Mohammad Ghader Bayazidi
1, Reza Rahbarghazi
2,3 , Aysa Rezabakhsh
4 , Jafar Rezaie
5 , Mehdi Hassanpour
2, Mahdi Ahmadi
2,1* 1 Department of Physiology, Faculty of Medicine, Tabriz University of Medical Sciences, Tabriz, Iran
2 Stem Cell Research Center, Tabriz University of Medical Sciences, Tabriz, Iran
3 Department of Applied Cell Sciences, Faculty of Advanced Medical Sciences, Tabriz University of Medical Sciences, Tabriz, Iran
4 Cardiovascular Research Center, Tabriz University of Medical Sciences, Tabriz, Iran
5 Solid Tumor Research Center, Research Institute for Cellular and Molecular Medicine, Urmia University of Medical Sciences, Urmia, Iran
Abstract
Introduction: The current experiment aimed to address the impact of type 2 diabetes mellitus on autophagy status in the rat pulmonary tissue.
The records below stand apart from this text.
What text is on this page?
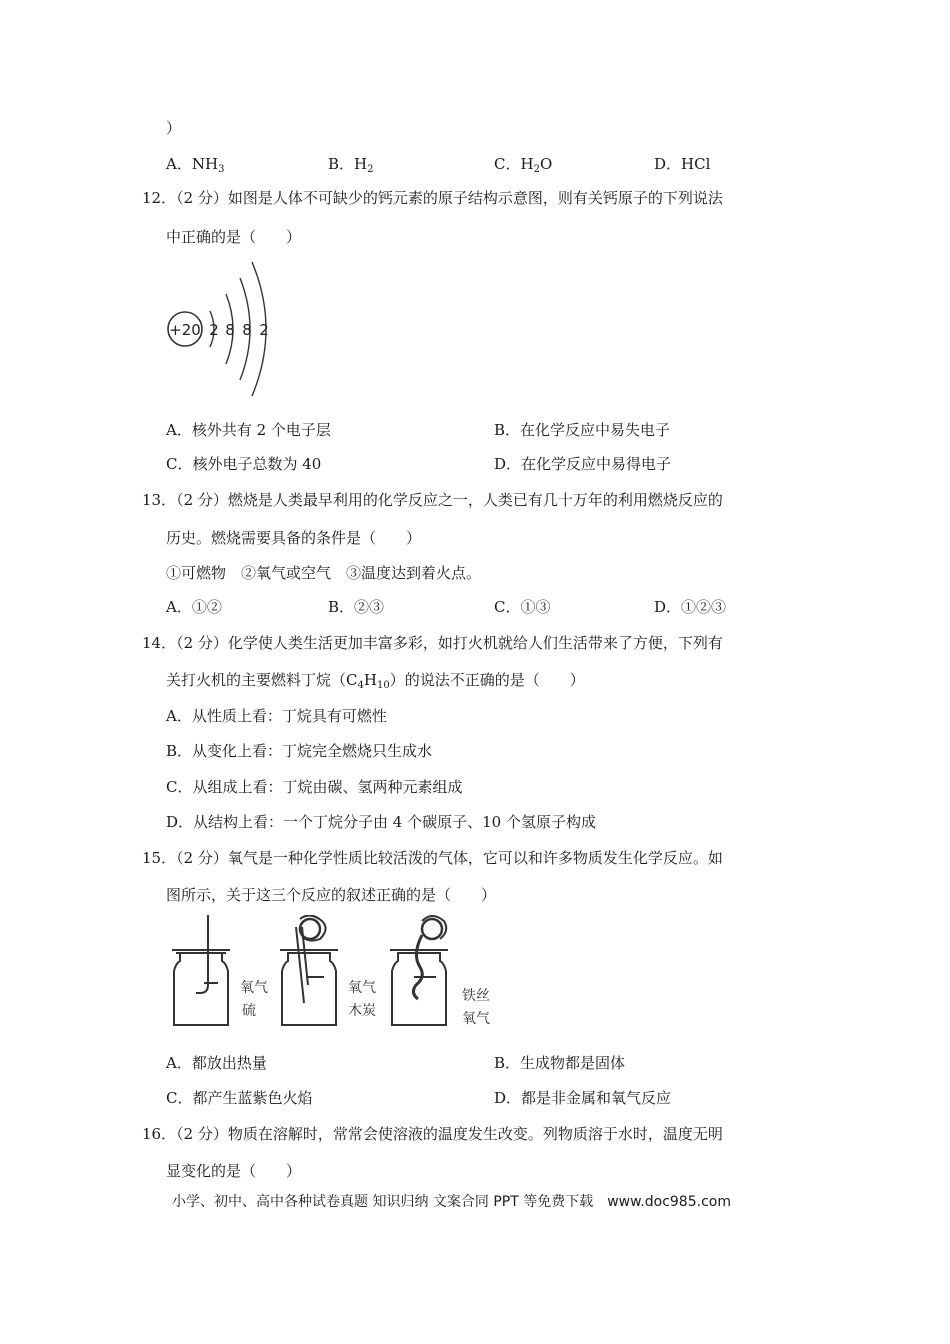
）
A．$NH_3$	B．$H_2$	C．$H_2O$	D．HCl
12．（2 分）如图是人体不可缺少的钙元素的原子结构示意图，则有关钙原子的下列说法
中正确的是（　　）
+20 2 8 8 2
A．核外共有 2 个电子层	B．在化学反应中易失电子
C．核外电子总数为 40	D．在化学反应中易得电子
13．（2 分）燃烧是人类最早利用的化学反应之一，人类已有几十万年的利用燃烧反应的
历史。燃烧需要具备的条件是（　　）
①可燃物　②氧气或空气　③温度达到着火点。
A．①②	B．②③	C．①③	D．①②③
14．（2 分）化学使人类生活更加丰富多彩，如打火机就给人们生活带来了方便，下列有
关打火机的主要燃料丁烷$(C_4H_{10})$的说法不正确的是（　　）
A．从性质上看：丁烷具有可燃性
B．从变化上看：丁烷完全燃烧只生成水
C．从组成上看：丁烷由碳、氢两种元素组成
D．从结构上看：一个丁烷分子由 4 个碳原子、10 个氢原子构成
15．（2 分）氧气是一种化学性质比较活泼的气体，它可以和许多物质发生化学反应。如
图所示，关于这三个反应的叙述正确的是（　　）
氧气
硫
氧气
木炭
铁丝
氧气
A．都放出热量	B．生成物都是固体
C．都产生蓝紫色火焰	D．都是非金属和氧气反应
16．（2 分）物质在溶解时，常常会使溶液的温度发生改变。列物质溶于水时，温度无明
显变化的是（　　）
小学、初中、高中各种试卷真题 知识归纳 文案合同 PPT 等免费下载　www.doc985.com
Methods: In this study, 20 male Wistar rats were randomly allocated into two groups as follows: control and diabetic groups. To induce type 2 diabetes mellitus, rats received a combination of streptozotocin (STZ) and a high-fat diet. After confirmation of diabetic condition, rats were maintained for 8 weeks and euthanized for further analyses. The pathological changes were assessed using H&E staining. We also measured transforming growth factor-β (TGF-β), bronchoalveolar lavage fluid (BALF), and tumor necrosis factor-α (TNF-α) in the lungs using ELISA and real-time PCR analyses, respectively. Malondialdehyde (MDA) and superoxide dismutase (SOD) levels were monitored in diabetic lungs to assess oxidative status. We also measured the expression of becline-1, LC3, and P62 to show autophagic response under diabetic conditions. Using immunofluorescence staining, protein levels of LC3 was also monitored.
Results: H&E staining showed pathological changes in diabetic rats coincided with the increase of TNF-α (~1.4-fold) and TGF-β (~1.3-fold) compared to those in the normal rats (P < 0.05). The levels of MDA (5.6 ± 0.4 versus 6.4 ± 0.27 nM/mg protein) were increased while SOD (4.2 ± 0.28 versus 3.8 ± 0.13 U/mL) activity decreased in the diabetic rats (P < 0.05). Real-time polymerase chain reaction (PCR) analysis showed the up-regulation of Becline-1 (~1.35-fold) and LC3 (~2-fold) and down-regulation of P62 (~0.8-fold) (P < 0.05), showing incomplete autophagic flux. We noted the increase of LC3+ cells in diabetic condition compared to that in the control samples.
Conclusion: The prolonged diabetic condition could inhibit the normal activity of autophagy flux, thereby increasing pathological outcomes.